A Procuradoria-Geral da República denunciou, na segunda-feira (30), a senadora Gleisi Hoffmann (PT-PR), o ex-presidente Luiz Inácio Lula da Silva, os ex-ministros Paulo Bernardo e Antônio Palocci, e o empresário Marcelo Odebrecht, pelos crimes de corrupção (passiva e ativa) e lavagem de dinheiro. Também foi denunciado Leones Dall’Agnol, chefe de gabinete da senadora.
Segundo a denúncia, a origem dos atos criminosos data de 2010, quando a construtora Odebrecht prometeu ao então presidente Lula, a doação de US$ 40 milhões em troca de decisões políticas que beneficiassem o grupo econômico.
As investigações revelaram que a soma – avaliada na época do acerto em R$ 64 milhões – ficou à disposição do Partido dos Trabalhadores (PT), tendo sido utilizada em operações como a que beneficiou a senadora na disputa ao governo do Paraná, em 2014.
As informações foram divulgadas pelo site da Procuradoria-Geral da República.
Apresentada no âmbito da Operação Lava Jato, a denúncia é decorrente de inquérito aberto a partir de delações de executivos da construtora. Na peça, a procuradora-geral da República, Raquel Dodge, destaca que, além dos depoimentos dos delatores, a prática dos crimes foi comprovada por documentos apreendidos por ordem judicial, como planilhas e mensagens, além do afastamento de sigilos telefônicos e outras diligências policiais.
“Há ainda, confissões extrajudiciais e comprovação de fraude na prestação de informações à Justiça Eleitoral. Ressalte-se que até o transportador das vantagens indevidas foi identificado”, resume um dos trechos do documento, que foi encaminhado ao relator da Lava Jato no Supremo Tribunal Federal (STF), ministro Edson Fachin.
Entre as ações realizadas como contrapartida ao acordo que assegurou a reserva milionária de dinheiro ao PT, a procuradora-geral cita o aumento da linha de crédito do Banco Nacional de Desenvolvimento Econômico e Social (BNDES) a Angola. A medida foi viabilizada pela assinatura, em junho de 2010, do Protocolo de Entendimento entre Brasil e aquele país.
Pedidos
Na denúncia, a PGR requer a condenação do ex-presidente Lula, dos ex-ministros e do chefe de gabinete por corrupção passiva (artigo 317 do Código Penal) e de Marcelo Odebrecht, por corrupção ativa (artigo 333 do Código Penal).

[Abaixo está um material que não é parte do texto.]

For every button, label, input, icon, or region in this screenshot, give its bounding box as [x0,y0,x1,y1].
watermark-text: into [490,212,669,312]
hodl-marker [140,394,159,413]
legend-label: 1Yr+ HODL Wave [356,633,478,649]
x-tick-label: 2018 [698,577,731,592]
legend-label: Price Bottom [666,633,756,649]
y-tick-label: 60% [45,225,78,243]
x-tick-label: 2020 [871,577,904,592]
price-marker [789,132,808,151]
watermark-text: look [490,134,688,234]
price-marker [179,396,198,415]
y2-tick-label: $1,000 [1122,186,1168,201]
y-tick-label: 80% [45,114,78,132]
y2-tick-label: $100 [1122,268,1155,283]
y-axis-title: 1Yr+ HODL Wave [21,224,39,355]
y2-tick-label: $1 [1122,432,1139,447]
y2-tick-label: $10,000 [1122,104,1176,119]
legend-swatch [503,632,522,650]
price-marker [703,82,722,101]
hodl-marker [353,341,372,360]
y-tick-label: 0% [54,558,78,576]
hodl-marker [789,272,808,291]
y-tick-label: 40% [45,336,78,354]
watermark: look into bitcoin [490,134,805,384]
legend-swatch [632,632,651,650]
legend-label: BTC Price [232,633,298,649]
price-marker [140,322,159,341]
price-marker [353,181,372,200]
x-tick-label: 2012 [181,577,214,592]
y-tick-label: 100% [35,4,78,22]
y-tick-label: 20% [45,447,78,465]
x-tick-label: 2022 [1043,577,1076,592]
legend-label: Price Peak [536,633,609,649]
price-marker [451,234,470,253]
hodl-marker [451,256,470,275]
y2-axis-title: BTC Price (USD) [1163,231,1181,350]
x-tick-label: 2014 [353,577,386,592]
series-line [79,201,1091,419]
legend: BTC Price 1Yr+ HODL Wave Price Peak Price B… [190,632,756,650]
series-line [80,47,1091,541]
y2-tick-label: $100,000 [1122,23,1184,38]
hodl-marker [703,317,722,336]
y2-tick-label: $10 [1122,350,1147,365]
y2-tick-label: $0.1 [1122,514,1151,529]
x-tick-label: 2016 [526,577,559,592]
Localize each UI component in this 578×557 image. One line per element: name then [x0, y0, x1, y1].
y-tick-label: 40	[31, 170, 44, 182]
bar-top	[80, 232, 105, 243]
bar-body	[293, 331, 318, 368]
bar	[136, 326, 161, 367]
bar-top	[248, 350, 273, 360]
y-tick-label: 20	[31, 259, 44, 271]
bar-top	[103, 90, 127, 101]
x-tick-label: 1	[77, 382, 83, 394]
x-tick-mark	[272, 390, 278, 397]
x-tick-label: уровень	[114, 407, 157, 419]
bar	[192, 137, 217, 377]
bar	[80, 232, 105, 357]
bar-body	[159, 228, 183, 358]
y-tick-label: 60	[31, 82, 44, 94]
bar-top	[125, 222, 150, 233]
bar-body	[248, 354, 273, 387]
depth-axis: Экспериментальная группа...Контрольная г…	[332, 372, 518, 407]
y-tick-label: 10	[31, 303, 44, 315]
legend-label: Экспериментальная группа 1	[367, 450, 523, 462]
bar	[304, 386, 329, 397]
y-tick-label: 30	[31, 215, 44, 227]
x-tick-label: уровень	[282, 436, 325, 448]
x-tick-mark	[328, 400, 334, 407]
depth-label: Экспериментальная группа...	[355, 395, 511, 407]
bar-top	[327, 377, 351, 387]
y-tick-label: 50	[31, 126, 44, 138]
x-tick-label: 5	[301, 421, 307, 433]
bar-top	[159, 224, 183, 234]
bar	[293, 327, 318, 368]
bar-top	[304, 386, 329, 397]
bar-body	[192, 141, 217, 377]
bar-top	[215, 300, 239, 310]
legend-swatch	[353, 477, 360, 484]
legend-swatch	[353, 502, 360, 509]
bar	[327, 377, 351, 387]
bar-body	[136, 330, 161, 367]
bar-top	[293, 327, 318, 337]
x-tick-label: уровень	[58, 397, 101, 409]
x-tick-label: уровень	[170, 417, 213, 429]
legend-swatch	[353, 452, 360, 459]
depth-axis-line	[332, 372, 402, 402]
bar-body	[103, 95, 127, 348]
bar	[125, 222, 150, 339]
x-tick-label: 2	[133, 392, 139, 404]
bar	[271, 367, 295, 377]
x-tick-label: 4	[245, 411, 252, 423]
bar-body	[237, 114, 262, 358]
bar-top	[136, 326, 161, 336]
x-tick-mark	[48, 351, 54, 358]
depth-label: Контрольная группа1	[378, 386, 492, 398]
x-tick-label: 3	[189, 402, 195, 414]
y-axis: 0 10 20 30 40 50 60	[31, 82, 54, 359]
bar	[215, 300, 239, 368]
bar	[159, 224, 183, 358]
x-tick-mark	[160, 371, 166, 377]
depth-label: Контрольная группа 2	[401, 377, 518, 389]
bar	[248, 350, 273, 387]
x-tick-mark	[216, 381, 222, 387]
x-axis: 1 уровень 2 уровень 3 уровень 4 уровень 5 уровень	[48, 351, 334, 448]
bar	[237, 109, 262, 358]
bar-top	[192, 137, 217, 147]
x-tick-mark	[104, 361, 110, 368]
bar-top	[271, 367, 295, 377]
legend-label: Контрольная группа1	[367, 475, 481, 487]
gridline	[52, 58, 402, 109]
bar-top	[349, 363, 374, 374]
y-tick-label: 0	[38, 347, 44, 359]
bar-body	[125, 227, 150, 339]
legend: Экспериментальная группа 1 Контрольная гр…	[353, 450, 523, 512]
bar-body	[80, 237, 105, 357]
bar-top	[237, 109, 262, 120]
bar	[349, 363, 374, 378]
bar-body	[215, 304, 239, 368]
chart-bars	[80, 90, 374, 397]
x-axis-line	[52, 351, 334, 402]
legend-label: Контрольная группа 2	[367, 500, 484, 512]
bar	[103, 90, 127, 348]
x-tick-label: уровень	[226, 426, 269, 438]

No caso da senadora, além da corrupção ativa, a denúncia inclui lavagem de dinheiro (artigo 1º Lei 9.613/98). Há pedido para que Lula, Bernardo e Palocci paguem US$ 40 milhões e outros R$ 10 milhões a título de reparação de danos, material e moral coletivo, respectivamente. Outra solicitação é para que a senadora, o marido e chefe de gabinete paguem R$ 3 milhões como ressarcimento pelo dano causado ao erário.